Rizzo stayed true to her word, promising Kelly that she would make sure that her TikTok post would go viral. And it did. In the post, Rizzo pleaded with viewers to help Kelly by donating to a GoFundMe account she had set up for the 82 year old.
“We talked afterwards and I asked her, ‘Do you have to work here?’” said Rizzo, adding that she asked Kelly for permission to share the video beforehand. “We did her bills and it came up to about $10,000, so that’s what I put on GoFundMe.”
At 82, Kelly is one of many Americans who are 65 and older and likely have to pay higher medical costs out-of-pocket, according to a 2022 report from the Consumer Financial Protection Bureau, a federal agency. Another report from the Kaiser Family Foundation also estimates that about 41 percent of adults have some kind of medical or dental bill debt, showing Kelly’s situation isn’t unusual.
To date, over 9,000 donations, totaling more than $133,000, have poured into the online fundraiser for Kelly, who had only $50 in the bank when she first met Rizzo.

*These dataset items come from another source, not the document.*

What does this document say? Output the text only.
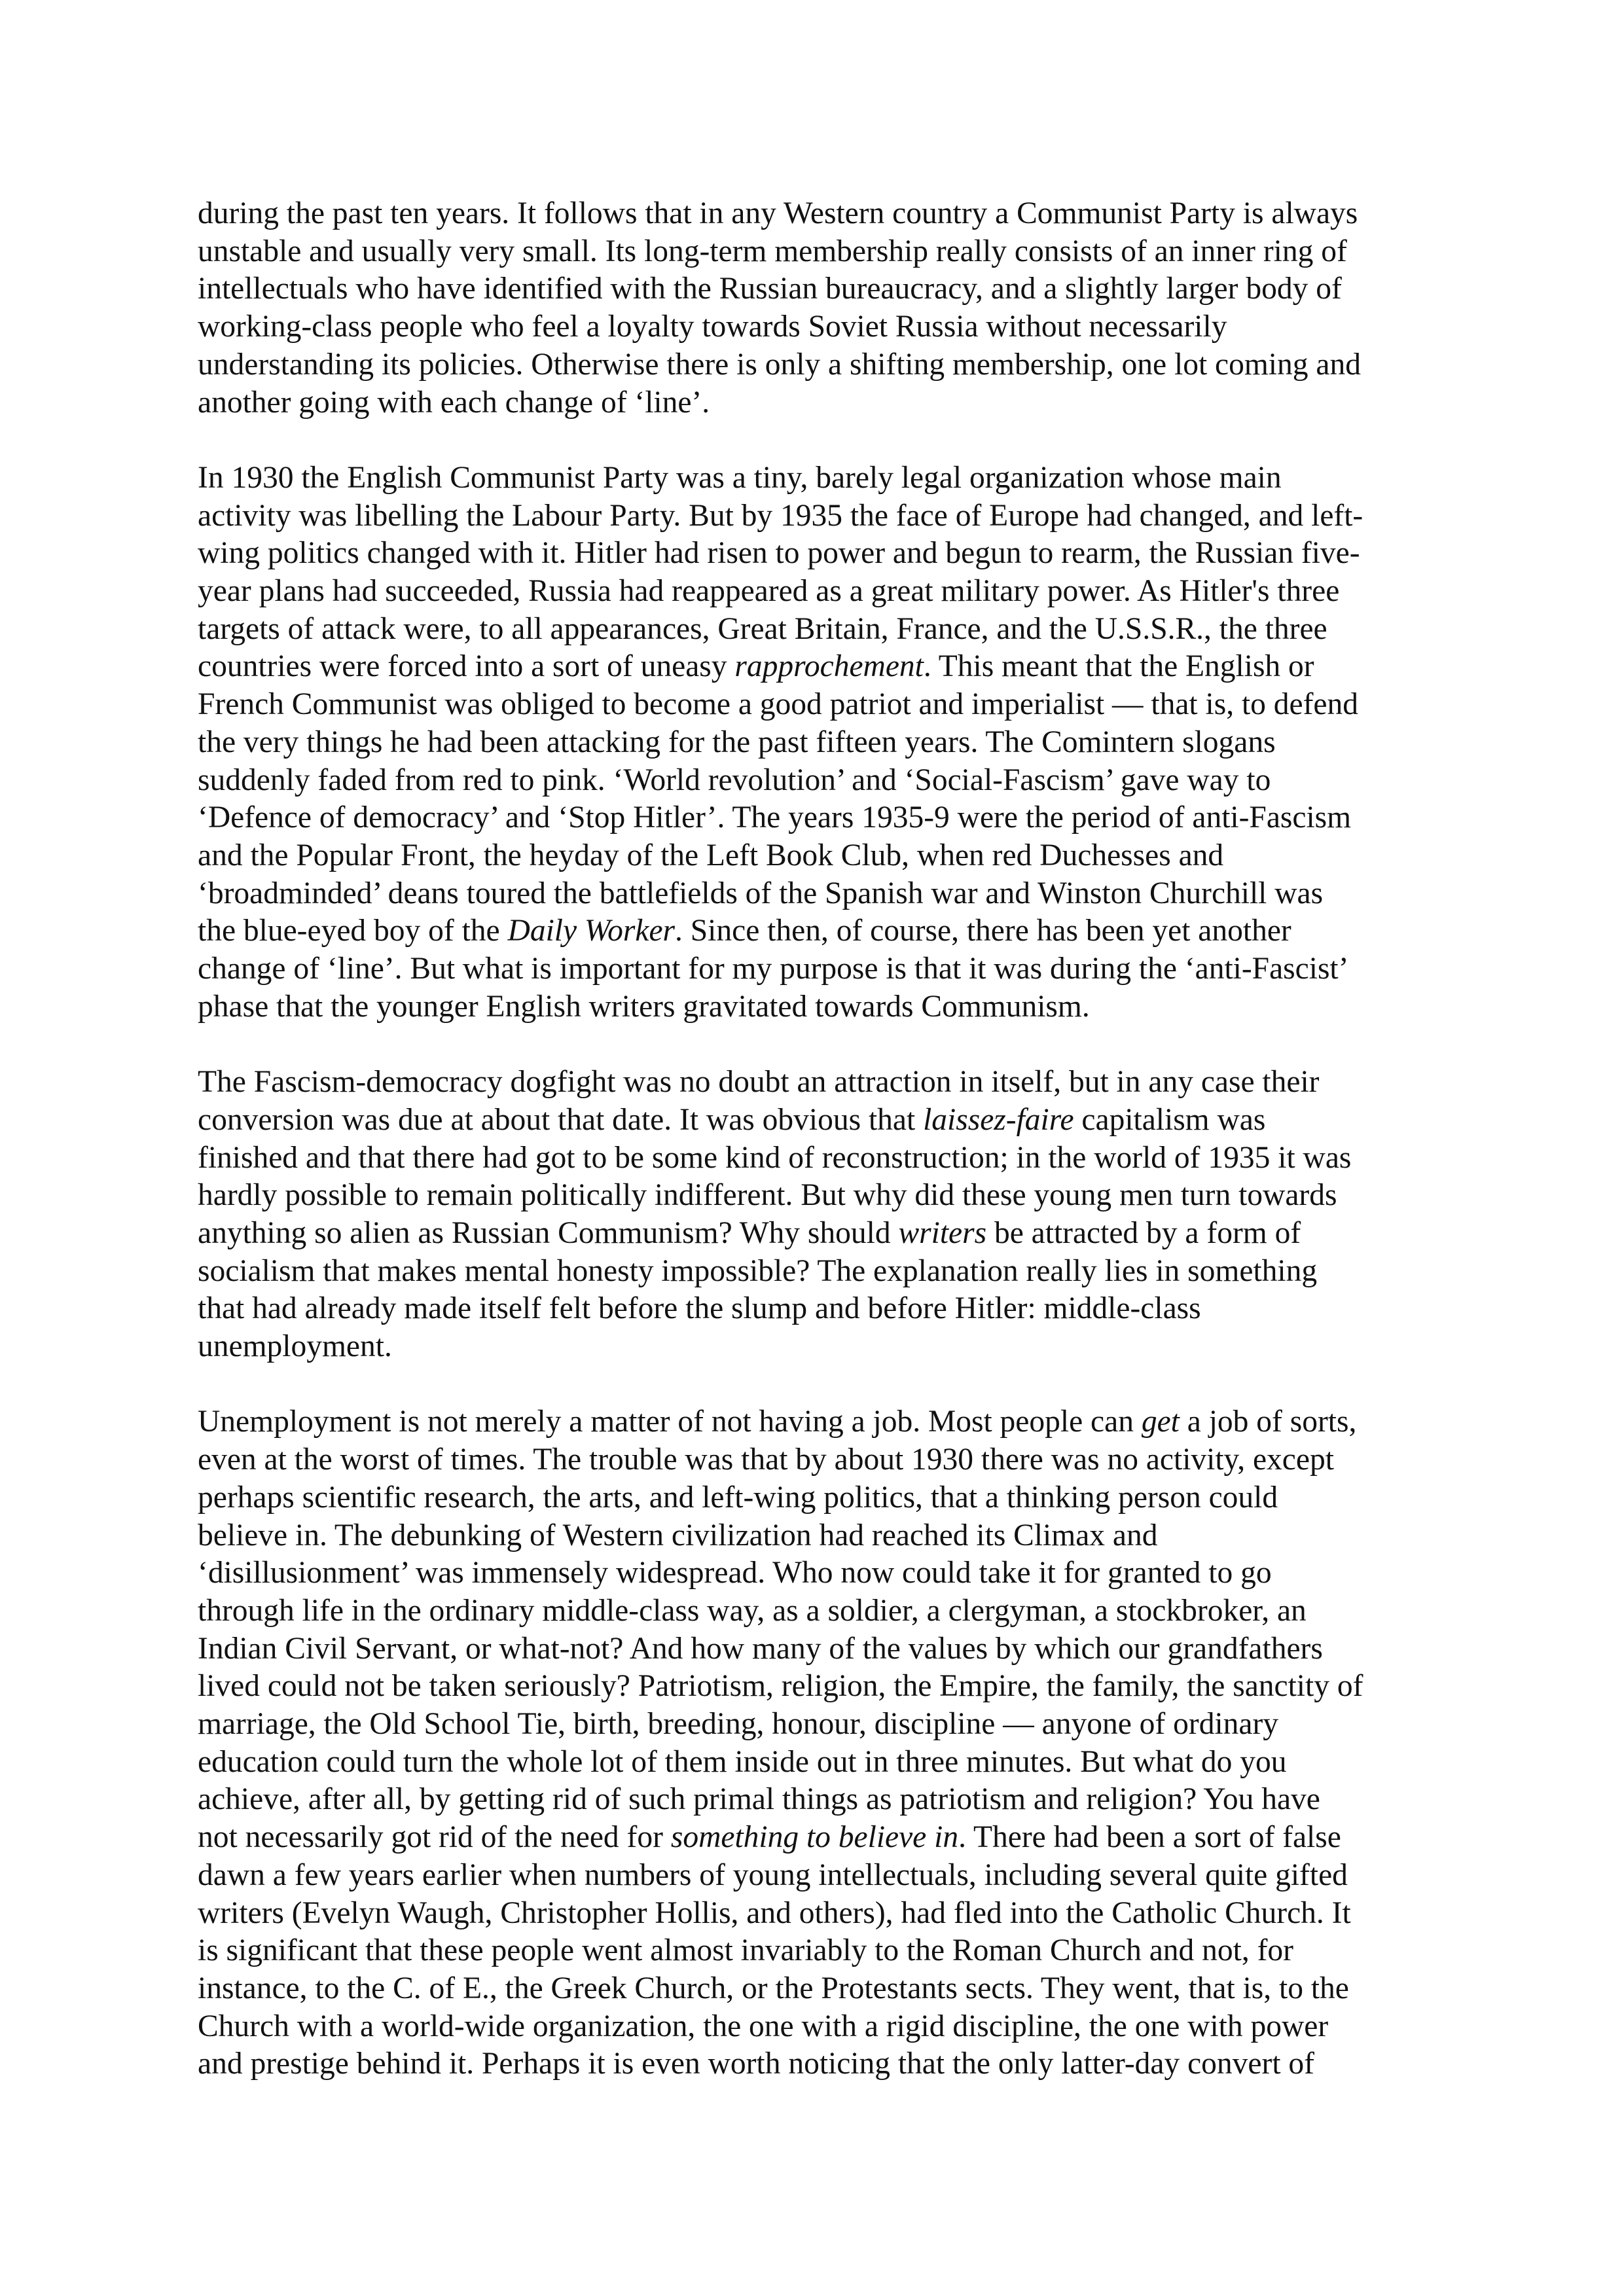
during the past ten years. It follows that in any Western country a Communist Party is always
unstable and usually very small. Its long-term membership really consists of an inner ring of
intellectuals who have identified with the Russian bureaucracy, and a slightly larger body of
working-class people who feel a loyalty towards Soviet Russia without necessarily
understanding its policies. Otherwise there is only a shifting membership, one lot coming and
another going with each change of ‘line’.

In 1930 the English Communist Party was a tiny, barely legal organization whose main
activity was libelling the Labour Party. But by 1935 the face of Europe had changed, and left-
wing politics changed with it. Hitler had risen to power and begun to rearm, the Russian five-
year plans had succeeded, Russia had reappeared as a great military power. As Hitler's three
targets of attack were, to all appearances, Great Britain, France, and the U.S.S.R., the three
countries were forced into a sort of uneasy rapprochement. This meant that the English or
French Communist was obliged to become a good patriot and imperialist — that is, to defend
the very things he had been attacking for the past fifteen years. The Comintern slogans
suddenly faded from red to pink. ‘World revolution’ and ‘Social-Fascism’ gave way to
‘Defence of democracy’ and ‘Stop Hitler’. The years 1935-9 were the period of anti-Fascism
and the Popular Front, the heyday of the Left Book Club, when red Duchesses and
‘broadminded’ deans toured the battlefields of the Spanish war and Winston Churchill was
the blue-eyed boy of the Daily Worker. Since then, of course, there has been yet another
change of ‘line’. But what is important for my purpose is that it was during the ‘anti-Fascist’
phase that the younger English writers gravitated towards Communism.

The Fascism-democracy dogfight was no doubt an attraction in itself, but in any case their
conversion was due at about that date. It was obvious that laissez-faire capitalism was
finished and that there had got to be some kind of reconstruction; in the world of 1935 it was
hardly possible to remain politically indifferent. But why did these young men turn towards
anything so alien as Russian Communism? Why should writers be attracted by a form of
socialism that makes mental honesty impossible? The explanation really lies in something
that had already made itself felt before the slump and before Hitler: middle-class
unemployment.

Unemployment is not merely a matter of not having a job. Most people can get a job of sorts,
even at the worst of times. The trouble was that by about 1930 there was no activity, except
perhaps scientific research, the arts, and left-wing politics, that a thinking person could
believe in. The debunking of Western civilization had reached its Climax and
‘disillusionment’ was immensely widespread. Who now could take it for granted to go
through life in the ordinary middle-class way, as a soldier, a clergyman, a stockbroker, an
Indian Civil Servant, or what-not? And how many of the values by which our grandfathers
lived could not be taken seriously? Patriotism, religion, the Empire, the family, the sanctity of
marriage, the Old School Tie, birth, breeding, honour, discipline — anyone of ordinary
education could turn the whole lot of them inside out in three minutes. But what do you
achieve, after all, by getting rid of such primal things as patriotism and religion? You have
not necessarily got rid of the need for something to believe in. There had been a sort of false
dawn a few years earlier when numbers of young intellectuals, including several quite gifted
writers (Evelyn Waugh, Christopher Hollis, and others), had fled into the Catholic Church. It
is significant that these people went almost invariably to the Roman Church and not, for
instance, to the C. of E., the Greek Church, or the Protestants sects. They went, that is, to the
Church with a world-wide organization, the one with a rigid discipline, the one with power
and prestige behind it. Perhaps it is even worth noticing that the only latter-day convert of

“I’ve been having a really hard time money wise, medical wise and I’ve fallen quite a few times over the past year, and so I had some big hospital bills from that,” Kelly told “Good Morning America.” “My Walmart money, it helped me pay for food and gas and other things.”
However, now that she’s about to receive a big windfall, Kelly said she “still can’t believe it’s happened.”
“I’m going to be able to pay off all my bills, get a new place to live, hopefully [an] assisted living place to just help me with life,” she said. “I can never ever, ever thank her enough for doing this. I mean, she was a total stranger to me and it’s like God sent her to me. And I really feel that way because she has been absolutely wonderful.”
For Rizzo, doing good and helping others was instilled in her by her late grandmother, who used to instruct her to remove any pebbles from the sidewalk so older people wouldn’t accidentally trip. Kind, generous and empathetic help describe the 68-year-old music publisher. But what defines her are her actions.
“I’ve always approached life like a buffet,” quipped Rizzo, whose late service dog, Buddy, used to accompany her to classes when she was enrolled in Chaminade’s master’s program. “I want to sample everything—and I have. I’ve never wanted to work at a same job for 40 years, take a cruise and then retire. There’s too much to do, and people to help.”